What is the treatment for olecranon bursitis?
In many cases, olecranon bursitis clears up on its own with simple care such as resting the elbow, avoiding pressure on it, and applying ice packs. Some people find a compression bandage on the elbow makes it more comfortable. As long as there is no infection, over time most cases of olecranon bursitis will then settle on their own.
Other treatments advised in some cases include:
- Anti-inflammatory medication (such as ibuprofen, naproxen, diclofenac, etc) may be prescribed to reduce inflammation and swelling. Paracetamol is another option if the elbow is painful.
- Draining the fluid (aspiration) can be done with a needle and syringe if a lot of fluid builds up. However, the fluid tends to build up again after being drained. Therefore, you may be advised to wear a tight pressure bandage for a while after the fluid has been drained, to prevent it building up again.
- A steroid injection into the bursa may cure the problem.
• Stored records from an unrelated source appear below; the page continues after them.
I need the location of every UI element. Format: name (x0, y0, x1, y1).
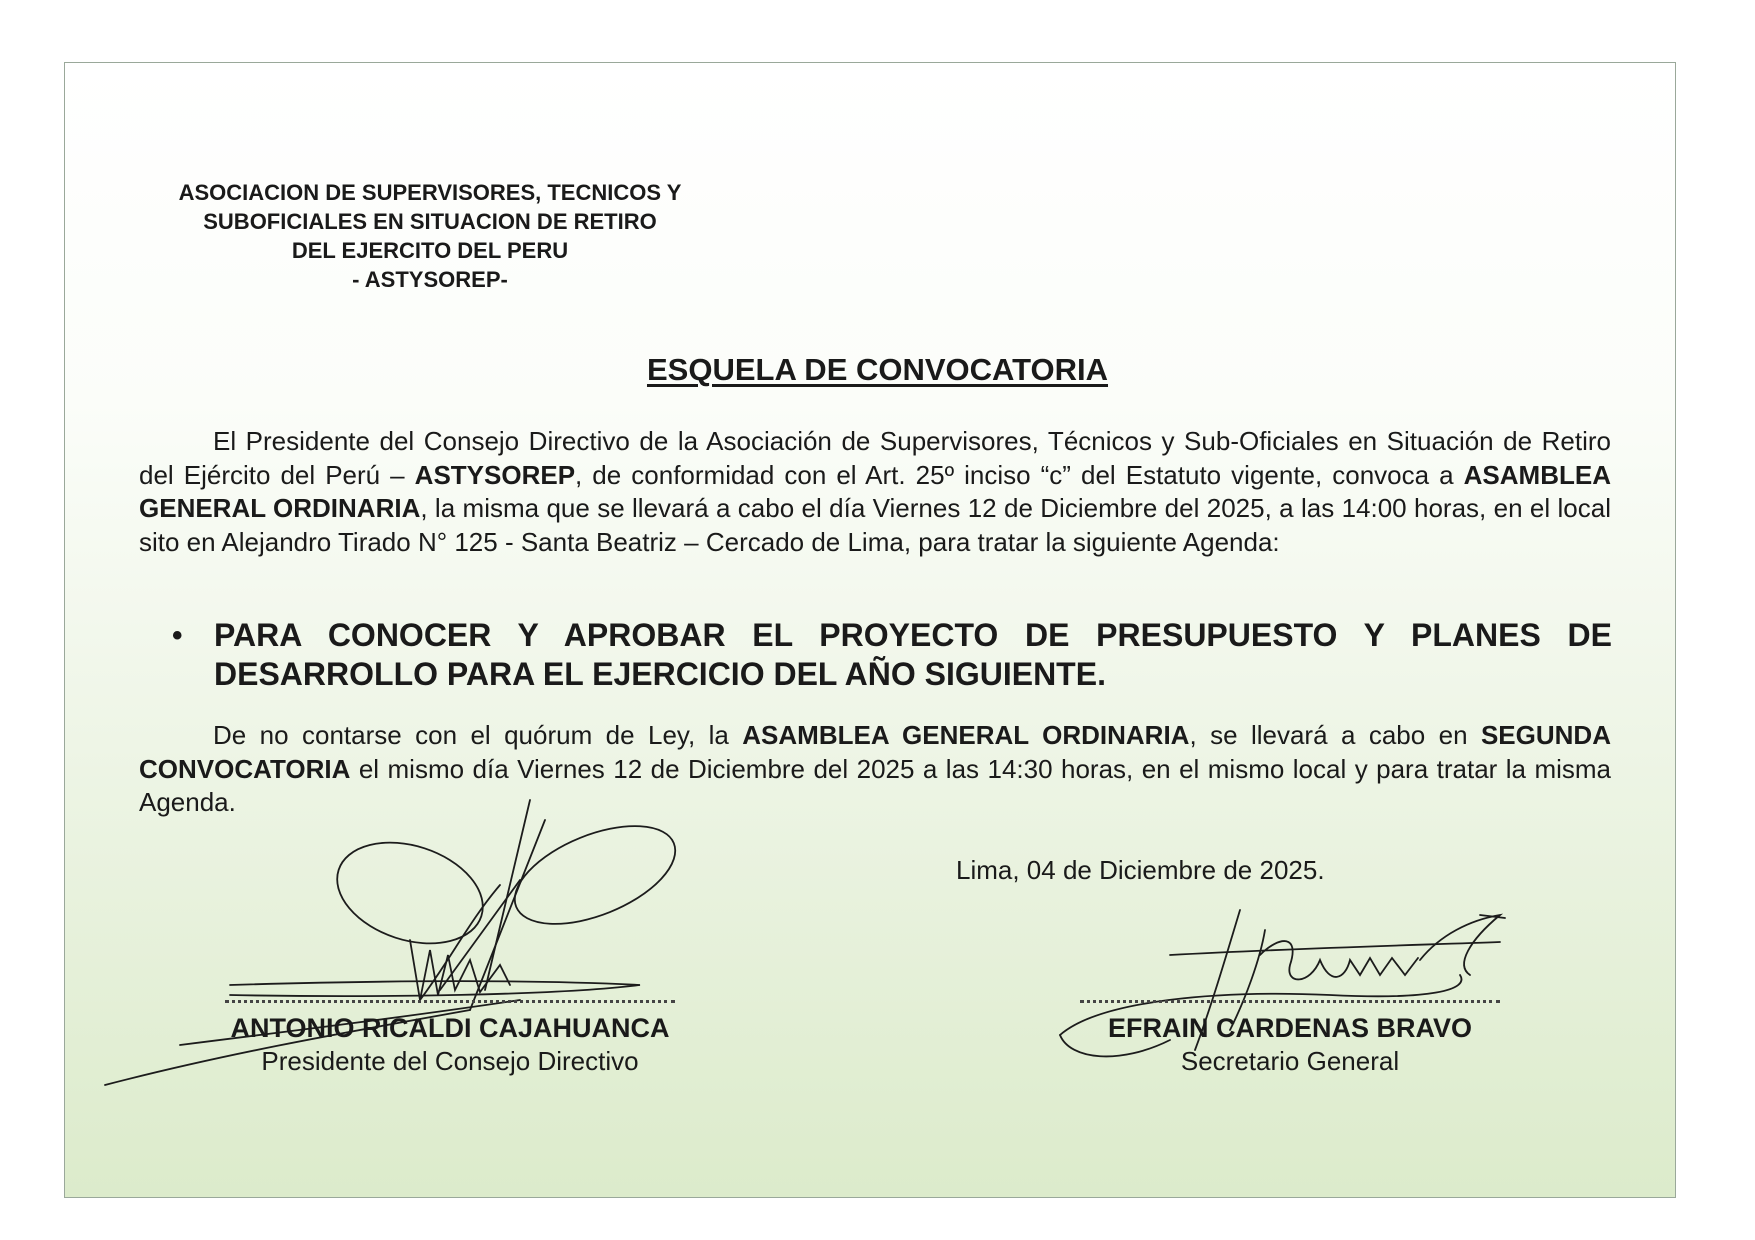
assembly-type: ASAMBLEA GENERAL ORDINARIA (742, 720, 1190, 750)
signature-block-president (225, 1000, 675, 1077)
paragraph-text: , se llevará a cabo en (1189, 720, 1481, 750)
organization-line: SUBOFICIALES EN SITUACION DE RETIRO (203, 209, 657, 234)
signatory-name: ANTONIO RICALDI CAJAHUANCA (230, 1013, 670, 1043)
signatory-role: Secretario General (1180, 1046, 1400, 1076)
paragraph-text: el mismo día Viernes 12 de Diciembre del 2025 a las 14:30 horas, en el mismo local y para tratar la misma Agenda. (139, 753, 1611, 817)
second-call-paragraph (139, 719, 1611, 820)
organization-line: ASOCIACION DE SUPERVISORES, TECNICOS Y (178, 180, 682, 205)
organization-header (135, 178, 725, 294)
agenda-item (172, 616, 1612, 694)
assembly-type: ASAMBLEA GENERAL ORDINARIA (139, 459, 1611, 523)
organization-line: DEL EJERCITO DEL PERU (291, 238, 569, 263)
date-line: Lima, 04 de Diciembre de 2025. (956, 855, 1325, 885)
signature-line (225, 1000, 675, 1003)
signatory-role: Presidente del Consejo Directivo (261, 1046, 639, 1076)
organization-acronym: - ASTYSOREP- (352, 267, 508, 292)
signature-block-secretary (1080, 1000, 1500, 1077)
paragraph-text: , de conformidad con el Art. 25º inciso “c” del Estatuto vigente, convoca a (575, 459, 1464, 490)
signature-line (1080, 1000, 1500, 1003)
paragraph-text: De no contarse con el quórum de Ley, la (213, 720, 743, 750)
paragraph-text: , la misma que se llevará a cabo el día Viernes 12 de Diciembre del 2025, a las 14:00 horas, en el local sito en Alejandro Tirado N° 125 - Santa Beatriz – Cercado de Lima, para tratar la siguiente Agenda: (139, 493, 1611, 557)
signatory-name: EFRAIN CARDENAS BRAVO (1107, 1013, 1472, 1043)
paragraph-text: El Presidente del Consejo Directivo de la Asociación de Supervisores, Técnicos y Sub-Oficiales en Situación de Retiro del Ejército del Perú – (139, 426, 1611, 490)
bullet-icon: • (172, 619, 183, 652)
second-call-label: SEGUNDA CONVOCATORIA (139, 720, 1611, 784)
document-title: ESQUELA DE CONVOCATORIA (646, 352, 1109, 387)
agenda-item-text: PARA CONOCER Y APROBAR EL PROYECTO DE PRESUPUESTO Y PLANES DE DESARROLLO PARA EL EJERCICIO DEL AÑO SIGUIENTE. (214, 617, 1612, 692)
association-acronym: ASTYSOREP (414, 459, 576, 490)
convocation-paragraph (139, 425, 1611, 559)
Steroids are good at reducing inflammation. However, steroid injections sometimes cause infection in the bursa.
- Surgery to remove the bursa is an option if the above do not work.
- Antibiotics are needed if the cause of the bursitis is an infection. Normally an antibiotic such as flucloxacillin or erythromycin is used until the results of the tests on the aspirated fluid are available. Then the choice of treatment can be changed if necessary and directed at the exact germs (bacteria) causing the infection. Flucloxacillin and erythromycin treat the most common types of germs which cause olecranon bursitis.
If you protect the elbow from excessive friction and rubbing it may prevent further bouts of bursitis. This may mean using elbow pads if you need to lean on your elbows whilst working.